O que acontece muito no Brasil e no Tocantins é que a gente aposta demais na eleição e depois muda o rumo completamente

O que acontece muito no Brasil, em geral, e no Tocantins, em particular, é que a gente aposta demais na eleição. Depois da eleição, o rumo muda completamente. Se não tem uma construção de longo prazo, um problema de longo prazo, não vamos ter indicadores bons. A gente fica esperando, até pensando no caso da Argentina, inflação de mais de 100% ao ano, sem confiança na moeda, a pobreza aumentando. Lá têm terras maravilhosas, uma altíssima fertilidade, um clima subtropical, mais úmido, mais frio. Veja a crise que eles estão passando. Vai ter eleição. A eleição vai resolver as coisas, pelo fim do Banco Central, o que está sendo debatido lá, como a completa dolarização da economia, privatizar tudo e outras coisas? Estou tomando esse exemplo porque é um caso para estudos brasileiros. Parece que com a eleição se resolve tudo, mas só vai haver uma trajetória melhor se aprendermos com a história. O que a história nos diz? Que os países que se tornaram mais bem-sucedidos fizeram escolhas. Tiveram também muito sofrimento, com guerras, por exemplo, mas fizeram suas escolhas e mantiveram a visão de longo prazo e um senso de civilidade. Precisamos de um pacto por essa visão de longo prazo, que envolva educação, tecnologia e tudo o mais. Veja: hoje seu celular é coreano, meu relógio é chinês, tudo isso foi escolha, não nasceu do nada, afinal, eles não eram produtores de celular nem de relógio.

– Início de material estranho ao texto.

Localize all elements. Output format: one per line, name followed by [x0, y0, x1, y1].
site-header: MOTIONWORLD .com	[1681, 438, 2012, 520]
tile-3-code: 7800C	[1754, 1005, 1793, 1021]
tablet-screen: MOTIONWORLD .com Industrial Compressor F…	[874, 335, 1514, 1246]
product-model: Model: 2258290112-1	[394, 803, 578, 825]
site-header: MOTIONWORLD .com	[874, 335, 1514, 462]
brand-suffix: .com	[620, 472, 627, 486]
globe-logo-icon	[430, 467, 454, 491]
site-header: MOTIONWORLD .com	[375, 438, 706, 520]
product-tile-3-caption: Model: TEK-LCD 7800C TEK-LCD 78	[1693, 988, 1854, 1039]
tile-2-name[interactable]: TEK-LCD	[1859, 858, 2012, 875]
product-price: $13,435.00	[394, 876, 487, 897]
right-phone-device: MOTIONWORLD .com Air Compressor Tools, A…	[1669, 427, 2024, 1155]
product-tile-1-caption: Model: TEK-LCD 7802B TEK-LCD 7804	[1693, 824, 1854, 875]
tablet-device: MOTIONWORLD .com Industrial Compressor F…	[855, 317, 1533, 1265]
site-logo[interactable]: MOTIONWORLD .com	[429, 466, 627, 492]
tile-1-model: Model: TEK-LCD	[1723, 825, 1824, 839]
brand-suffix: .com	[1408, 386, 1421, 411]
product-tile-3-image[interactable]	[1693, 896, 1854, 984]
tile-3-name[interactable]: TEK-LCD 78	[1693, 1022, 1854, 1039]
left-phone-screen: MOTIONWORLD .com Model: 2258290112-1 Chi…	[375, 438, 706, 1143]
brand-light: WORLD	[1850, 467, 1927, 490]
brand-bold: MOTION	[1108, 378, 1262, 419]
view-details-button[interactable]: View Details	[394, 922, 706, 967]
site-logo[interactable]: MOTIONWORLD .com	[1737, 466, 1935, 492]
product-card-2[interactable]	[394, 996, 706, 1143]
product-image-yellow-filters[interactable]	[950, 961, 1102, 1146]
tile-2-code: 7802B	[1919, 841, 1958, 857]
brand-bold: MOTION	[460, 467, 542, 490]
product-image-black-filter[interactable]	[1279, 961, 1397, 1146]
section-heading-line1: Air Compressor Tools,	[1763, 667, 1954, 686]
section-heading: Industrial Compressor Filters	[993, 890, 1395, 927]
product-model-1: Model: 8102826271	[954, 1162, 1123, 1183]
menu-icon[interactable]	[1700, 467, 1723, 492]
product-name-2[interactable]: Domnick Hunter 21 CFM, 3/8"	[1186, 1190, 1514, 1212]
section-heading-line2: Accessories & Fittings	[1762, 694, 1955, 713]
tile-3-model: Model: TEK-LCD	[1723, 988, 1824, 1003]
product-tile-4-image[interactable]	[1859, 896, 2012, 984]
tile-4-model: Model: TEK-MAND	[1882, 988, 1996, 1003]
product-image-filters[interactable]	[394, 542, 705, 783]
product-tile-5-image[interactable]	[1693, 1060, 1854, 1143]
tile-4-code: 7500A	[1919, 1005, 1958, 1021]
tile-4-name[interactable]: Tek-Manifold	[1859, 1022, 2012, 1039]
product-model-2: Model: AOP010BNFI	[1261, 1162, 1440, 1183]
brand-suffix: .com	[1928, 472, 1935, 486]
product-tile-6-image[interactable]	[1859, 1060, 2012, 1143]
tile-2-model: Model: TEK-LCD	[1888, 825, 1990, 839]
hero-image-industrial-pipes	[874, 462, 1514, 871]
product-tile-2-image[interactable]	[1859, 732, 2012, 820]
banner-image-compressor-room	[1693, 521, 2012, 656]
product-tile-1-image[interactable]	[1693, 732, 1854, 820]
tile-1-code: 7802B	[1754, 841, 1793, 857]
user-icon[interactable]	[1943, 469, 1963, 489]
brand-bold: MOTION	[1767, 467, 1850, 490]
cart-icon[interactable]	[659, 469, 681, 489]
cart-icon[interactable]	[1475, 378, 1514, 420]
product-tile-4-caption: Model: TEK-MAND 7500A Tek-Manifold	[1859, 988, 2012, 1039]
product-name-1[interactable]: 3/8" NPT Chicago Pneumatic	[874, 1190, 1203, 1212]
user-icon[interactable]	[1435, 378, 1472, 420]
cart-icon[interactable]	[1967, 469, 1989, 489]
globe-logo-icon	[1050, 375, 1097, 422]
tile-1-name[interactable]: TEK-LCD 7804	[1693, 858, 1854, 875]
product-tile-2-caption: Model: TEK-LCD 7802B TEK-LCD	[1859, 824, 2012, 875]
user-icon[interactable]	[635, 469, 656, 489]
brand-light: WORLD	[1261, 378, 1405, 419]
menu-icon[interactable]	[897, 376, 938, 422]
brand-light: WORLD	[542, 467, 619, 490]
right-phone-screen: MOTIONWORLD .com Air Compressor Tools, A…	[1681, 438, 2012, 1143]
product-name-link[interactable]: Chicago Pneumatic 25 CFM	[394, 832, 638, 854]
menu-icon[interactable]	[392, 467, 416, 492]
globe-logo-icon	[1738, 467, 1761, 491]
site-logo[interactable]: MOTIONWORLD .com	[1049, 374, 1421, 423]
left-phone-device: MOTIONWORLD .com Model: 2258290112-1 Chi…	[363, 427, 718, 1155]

E nem tinham vocação natural para isso.

Foi uma visão de longo prazo, investimento nas pessoas e na educação. Então, pensando em Tocantins, a gente precisa conseguir estruturar uma visão de longo prazo, com educação de qualidade, investimento em ciência e tecnologia, nos jovens, nas cidades, chamar os municípios para os seus planos de desenvolvimento. É preciso montar cooperativas, pensar, como já disse na grande economia, mas também nas pequenas economias. Isso faz toda a diferença, em vez de achar que as coisas vão fluir naturalmente. Podem fluir naturalmente, mas os resultados serão muito piores do que se houvesse planejamento, esforço e visão de longo prazo.